Faşist Türk devletinin amacının "kampı dağıtmak" olduğunu söyleyen Budak şu değerlendirmelerde bulundu. "Bugün Türk devleti Irak hükümeti üzerinden yaptıklarıyla bu toplumun ortadan kaldırılmasını hedefliyor. Çünkü Türk devletinin, 1994 yılından beri Maxmûr'u dağıtmak gibi bir hedefi var. Bunu birçok kez KDP eliyle gerçekleştirmek istedi. İçimizden insanlar katledildi. İki defa etrafımız Barzani ailesi güçleri tarafından kuşatıldı. Bizi altı kamptan, yedi kampa göç ettirdiler. Bugün yaşadığımız Maxmûr'da Türk devletinin isteği üzerine KDP'nin saldırıları gerçekleşiyor. Son üç yılda ise bu saldırılar Irak hükümeti eliyle gerçekleşiyor. 2019'dan sonra kamp sakinlerinin Kürdistan bölgesine girişleri Kürdistan Federe Hükümeti tarafından yasaklandı."

'DİRENİŞ MAXMÛR HALK MECLİSİ ÖNCÜLÜĞÜNDE VE HALKLA BİRLİKTE ÖRGÜTLENİYOR'
Maxmûr Halk Meclisinin halkla birlikte direnişi sürdürdüğünü söyleyen Budak direnişin örgütlenme sürecine dair şunları kaydetti: "Maxmûr halk meclisi beş gündür bütün halkla birlikte ayakta. Halkla birlikte öneriler alarak, karar alarak hareket ediyor. Beş gündür gerçekleştirilen bütün görüşmeler, tartışılan konular halkla birlikte gerçekleşiyor. Hataya, haksızlığa düşmeden eylemlerini sürdürecekler. Halkın toplanması, örgütlenmesi, direniş kararlılığının sürmesi için bugün olduğu gibi elinden geleni yapacak. Yapılan bütün görüşmelerde günlük olarak halk çadırlarda toplandı. Çadır çadır gezilerek görüşmelerin detayları aktarıldı. Bugünden sonra da böyle olacak."

Budak, Halk meclisinin öncülüğünde demokratik eylemlerle birlikte diplomasi faaliyetlerinin de devam edeceğini söyledi. Budak, "Diplomatik bir yönü de var. Halk Meclisi Diplomasi Komitesi, Birleşmiş Milletlerle, İnsan Hakları Kurumlarıyla, Irak Hükümetiyle başkaca görüşmeler yapma çabasında. Özellikle Bağdat'la görüşme talebinde bulunuldu. Demokrat bazı kişilerle bu tarz çabalara girildi. Hem diplomasi yönüyle hem de kamp sakinleri yönüyle Halk meclisi çalışmalarını bu kuşatmayı kırana kadar sürdürecek" dedi.

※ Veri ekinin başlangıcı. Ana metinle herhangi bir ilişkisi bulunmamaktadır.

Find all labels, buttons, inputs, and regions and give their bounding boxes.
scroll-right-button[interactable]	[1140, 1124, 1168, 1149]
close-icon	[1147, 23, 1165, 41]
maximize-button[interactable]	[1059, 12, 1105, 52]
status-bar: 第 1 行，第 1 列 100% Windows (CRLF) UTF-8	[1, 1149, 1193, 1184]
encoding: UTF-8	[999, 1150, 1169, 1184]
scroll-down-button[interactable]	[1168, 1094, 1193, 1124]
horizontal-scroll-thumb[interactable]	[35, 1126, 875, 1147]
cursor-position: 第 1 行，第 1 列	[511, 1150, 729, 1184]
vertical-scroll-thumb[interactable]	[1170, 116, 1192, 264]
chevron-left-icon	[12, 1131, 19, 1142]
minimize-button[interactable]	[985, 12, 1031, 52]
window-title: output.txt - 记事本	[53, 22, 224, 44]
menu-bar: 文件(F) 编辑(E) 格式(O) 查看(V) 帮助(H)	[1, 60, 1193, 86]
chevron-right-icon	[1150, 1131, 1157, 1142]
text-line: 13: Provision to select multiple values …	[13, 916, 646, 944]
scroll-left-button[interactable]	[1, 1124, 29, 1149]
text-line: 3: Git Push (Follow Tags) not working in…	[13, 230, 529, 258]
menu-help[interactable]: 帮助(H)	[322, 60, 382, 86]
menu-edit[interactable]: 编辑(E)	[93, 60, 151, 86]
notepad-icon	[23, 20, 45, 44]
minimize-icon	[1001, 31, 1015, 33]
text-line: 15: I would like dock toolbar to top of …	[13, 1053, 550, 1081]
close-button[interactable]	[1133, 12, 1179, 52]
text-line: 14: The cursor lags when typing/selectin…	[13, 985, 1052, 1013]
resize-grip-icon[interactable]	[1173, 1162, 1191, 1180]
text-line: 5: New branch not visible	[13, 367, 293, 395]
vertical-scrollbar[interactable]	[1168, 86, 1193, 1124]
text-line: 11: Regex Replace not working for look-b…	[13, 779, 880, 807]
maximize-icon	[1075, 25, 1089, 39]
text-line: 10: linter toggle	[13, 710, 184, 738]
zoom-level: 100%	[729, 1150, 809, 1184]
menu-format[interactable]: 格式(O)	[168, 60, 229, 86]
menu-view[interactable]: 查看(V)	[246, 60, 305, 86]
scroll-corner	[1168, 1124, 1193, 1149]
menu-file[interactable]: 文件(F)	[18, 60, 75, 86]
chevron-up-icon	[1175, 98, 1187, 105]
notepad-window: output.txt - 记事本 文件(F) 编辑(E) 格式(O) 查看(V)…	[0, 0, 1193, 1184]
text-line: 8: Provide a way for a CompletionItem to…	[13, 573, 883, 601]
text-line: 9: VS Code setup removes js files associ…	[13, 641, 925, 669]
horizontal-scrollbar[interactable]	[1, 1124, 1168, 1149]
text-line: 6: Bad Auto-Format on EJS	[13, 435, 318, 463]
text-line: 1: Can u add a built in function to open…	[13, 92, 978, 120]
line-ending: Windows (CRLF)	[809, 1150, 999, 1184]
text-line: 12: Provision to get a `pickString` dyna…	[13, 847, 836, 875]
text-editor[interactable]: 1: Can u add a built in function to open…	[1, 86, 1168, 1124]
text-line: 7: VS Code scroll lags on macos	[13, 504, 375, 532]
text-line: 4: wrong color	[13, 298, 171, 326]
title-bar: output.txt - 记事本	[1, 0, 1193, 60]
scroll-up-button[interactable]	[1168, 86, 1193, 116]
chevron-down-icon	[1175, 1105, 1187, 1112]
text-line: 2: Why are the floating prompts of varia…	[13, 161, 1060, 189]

'MAXMÛR HALKI ÖRGÜTLÜ BİR HALKTIR'
İlerici, devrimci kamuoyuna Maxmûr'a sahip çıkılması çağrısını yapan Filiz Budak şunları söyledi: "Maxmûr sıradan bir kamp değil. 30 yıldır göçmen bir biçimde yaşıyor. 30 yıldır Kürtçe bir sistem oturttu. Türk devleti göç ettirerek bu toplumu köksüz bırakmak istiyordu. Göç ettirerek ortadan kaldırmak, temelsiz bırakmak istiyordu. Maxmûr Kampı başka bir şeyi gösterdi. Göçmenliği aynı zamanda bir avantaja dönüştürdü. Çocuklarını kendi dillerinde okuttular. Kendi dillerinde bir yaşam kurdular. Yaşanan bütün olaylara karşı örgütlü bir toplum yarattı. Bugün de Irak hükümeti sabahleyin kampın etrafını sarmak istediğinde bir anda bütün halk kampın kapısına indi. Bu da Kampın örgütlülüğünü gösteriyor. Çağrımız şudur ki bu örgütlü, yıllardır memleketinden uzak, memleket hasretiyle yaşayan halka sahip çıkılmalı. Özellikle insan hakları kurumları, BM, Kürdistan halkı ve yurt dışında yaşayan Kürtler bu konu da çalışmalar yürütebilirler."